This is why we're moving 200 elephants
30 January 2019
Tourism Officer for the Khomani San, Dirk Pienaar, says something meaningful has been started from nothing by Peace Parks Foundation, which manages the ‘Khomani San – Living in Peace’ project, sponsored by Rotary International and the German government. There has been capacity building and job creation – especially around Erin Game Ranch, which is the flagship project of the Khomani San. Camp staff, guides, trackers and skinners have all been employed in this highly successful game farm venture. Ranger Katrina Koper is one of the Erin wildlife rangers and says she has had lots of other jobs, but this one is by far the best. ‘I have learnt so much here and I keep learning every day. I enjoy working with wildlife more than anything else.’ Her passion is palpable.
Charl Page, as manager of Erin, says the game farm ‘is definitely the success story of the Khomani San at the moment. ‘It’s one of six farms which total 20 000 ha handed over to the Khomani San when they won their historic land claim in 2000, in compensation for being relocated out of the Kalahari Gemsbok National Park when it was proclaimed. The other five farms are still to be developed.’

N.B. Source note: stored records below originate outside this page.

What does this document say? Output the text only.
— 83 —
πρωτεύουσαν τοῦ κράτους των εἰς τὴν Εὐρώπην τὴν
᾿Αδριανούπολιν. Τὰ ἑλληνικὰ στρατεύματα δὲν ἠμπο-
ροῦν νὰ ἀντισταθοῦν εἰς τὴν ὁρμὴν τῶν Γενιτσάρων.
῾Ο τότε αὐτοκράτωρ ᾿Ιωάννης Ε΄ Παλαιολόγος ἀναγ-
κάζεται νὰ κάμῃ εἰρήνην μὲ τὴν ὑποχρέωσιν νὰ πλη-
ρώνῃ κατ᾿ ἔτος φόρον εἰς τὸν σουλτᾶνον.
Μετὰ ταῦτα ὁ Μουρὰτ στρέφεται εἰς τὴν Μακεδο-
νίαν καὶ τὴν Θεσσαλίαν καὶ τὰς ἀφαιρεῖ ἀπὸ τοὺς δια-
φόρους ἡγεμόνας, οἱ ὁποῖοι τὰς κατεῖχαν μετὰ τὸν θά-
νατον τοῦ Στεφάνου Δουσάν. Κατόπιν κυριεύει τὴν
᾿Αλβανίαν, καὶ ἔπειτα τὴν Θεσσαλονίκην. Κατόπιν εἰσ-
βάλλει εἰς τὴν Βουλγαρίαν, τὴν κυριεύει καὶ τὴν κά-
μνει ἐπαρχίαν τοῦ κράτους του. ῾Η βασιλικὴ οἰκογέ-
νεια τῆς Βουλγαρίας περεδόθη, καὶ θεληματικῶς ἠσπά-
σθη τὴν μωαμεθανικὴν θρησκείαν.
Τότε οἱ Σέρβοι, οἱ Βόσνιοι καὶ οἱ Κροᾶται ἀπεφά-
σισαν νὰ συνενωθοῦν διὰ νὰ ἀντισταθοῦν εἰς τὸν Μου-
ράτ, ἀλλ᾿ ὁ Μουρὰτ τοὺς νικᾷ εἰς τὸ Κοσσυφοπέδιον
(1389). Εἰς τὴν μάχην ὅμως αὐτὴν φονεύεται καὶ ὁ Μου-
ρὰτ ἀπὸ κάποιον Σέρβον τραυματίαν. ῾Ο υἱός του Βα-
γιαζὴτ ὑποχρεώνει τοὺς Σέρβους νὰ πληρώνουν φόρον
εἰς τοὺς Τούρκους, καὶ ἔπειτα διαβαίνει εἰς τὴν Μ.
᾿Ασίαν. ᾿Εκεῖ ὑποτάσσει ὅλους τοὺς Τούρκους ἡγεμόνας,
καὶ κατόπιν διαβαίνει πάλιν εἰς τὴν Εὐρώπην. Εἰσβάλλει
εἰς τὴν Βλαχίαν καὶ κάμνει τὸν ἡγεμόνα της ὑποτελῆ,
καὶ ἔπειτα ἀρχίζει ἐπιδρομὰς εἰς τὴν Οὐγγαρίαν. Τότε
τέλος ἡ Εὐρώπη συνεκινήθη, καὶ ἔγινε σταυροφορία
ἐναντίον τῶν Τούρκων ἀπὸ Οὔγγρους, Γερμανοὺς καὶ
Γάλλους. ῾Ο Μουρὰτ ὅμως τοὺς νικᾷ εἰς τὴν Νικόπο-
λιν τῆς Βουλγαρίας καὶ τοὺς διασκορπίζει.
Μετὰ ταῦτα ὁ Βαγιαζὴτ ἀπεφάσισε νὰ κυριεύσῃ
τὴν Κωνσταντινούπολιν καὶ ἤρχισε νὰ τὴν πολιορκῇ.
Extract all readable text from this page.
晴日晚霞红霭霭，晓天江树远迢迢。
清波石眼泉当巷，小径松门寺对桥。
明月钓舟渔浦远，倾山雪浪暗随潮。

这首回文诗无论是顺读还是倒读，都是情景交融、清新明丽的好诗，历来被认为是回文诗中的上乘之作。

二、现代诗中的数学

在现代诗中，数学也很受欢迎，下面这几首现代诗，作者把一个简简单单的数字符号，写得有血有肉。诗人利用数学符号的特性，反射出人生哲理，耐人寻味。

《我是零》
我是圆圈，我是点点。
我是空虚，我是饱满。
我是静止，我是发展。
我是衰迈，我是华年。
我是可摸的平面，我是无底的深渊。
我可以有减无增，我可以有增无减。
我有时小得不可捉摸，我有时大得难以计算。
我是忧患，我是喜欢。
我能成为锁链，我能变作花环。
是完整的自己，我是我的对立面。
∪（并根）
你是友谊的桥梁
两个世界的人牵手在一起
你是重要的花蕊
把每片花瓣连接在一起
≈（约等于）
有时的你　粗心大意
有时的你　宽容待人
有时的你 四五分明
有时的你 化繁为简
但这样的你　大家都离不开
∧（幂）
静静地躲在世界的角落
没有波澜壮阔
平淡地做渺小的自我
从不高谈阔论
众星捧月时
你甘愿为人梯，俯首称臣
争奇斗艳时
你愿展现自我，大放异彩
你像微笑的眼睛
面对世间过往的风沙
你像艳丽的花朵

‘Sure, there were challenges rehabilitating Erin from a stock farm into a game farm,’ explains Charl, ‘but now it is all going very well and the farm is a money-producing project for the Khomani San. It is also sustainable game farming that I think will just keep growing because we work on a formula to know how many animals to take off each year.’
We meet visitors in camp, who are back at Erin for the second time. They laud the staff – over 50 in total – and say all they are brilliantly trained and qualified. Charl explains that Erin is a special and unique experience ‘because all sustainable resource use is done on foot accompanied by traditional Bushman trackers, so wildlife is respected. We have three times the number of people wanting to book than we can accommodate, explains Charl, ‘so we will develop some of the other farms too and create more employment in the process. We are also looking into developing a game breeding farm for which SANParks is willing to donate game. Wildlife here is a different gene pool, which is highly saleable.’
Down the road in the Kgalagadi Transfrontier Park, manager of the park Steven Smith says: ‘Peace Parks Foundation has made it easy for us to assist, as they provide the platform’. The park has been assisting with ranger training and community projects, and Steven says capacity building is now important so the community can run projects themselves. Outside of winter resource use season, Erin will be used for game-viewing and tourism. A new eco-lodge, Dawid Kruiper Lodge, is also planned and will be 7 km from Twee Rivieren and managed by SANParks, but will employ community members and operate on a 50% net profit share principle with the Khomani San. Steven says this will further open up tourism and development options to the community.
‘Importantly, if it wasn’t for our sponsors and supporters – like Rotary International, the National Lotteries Commission of South Africa, SANParks, the Department of Rural Development and Land Reform, Wildlife Ranching South Africa and Peace Parks Foundation – little would have happened, says Charl. ‘They picked up the community. Without them it wouldn’t have been such a good story. But with their help, we aim to make Erin the best game farm in South Africa and in so doing help the Khomani San to live sustainably.’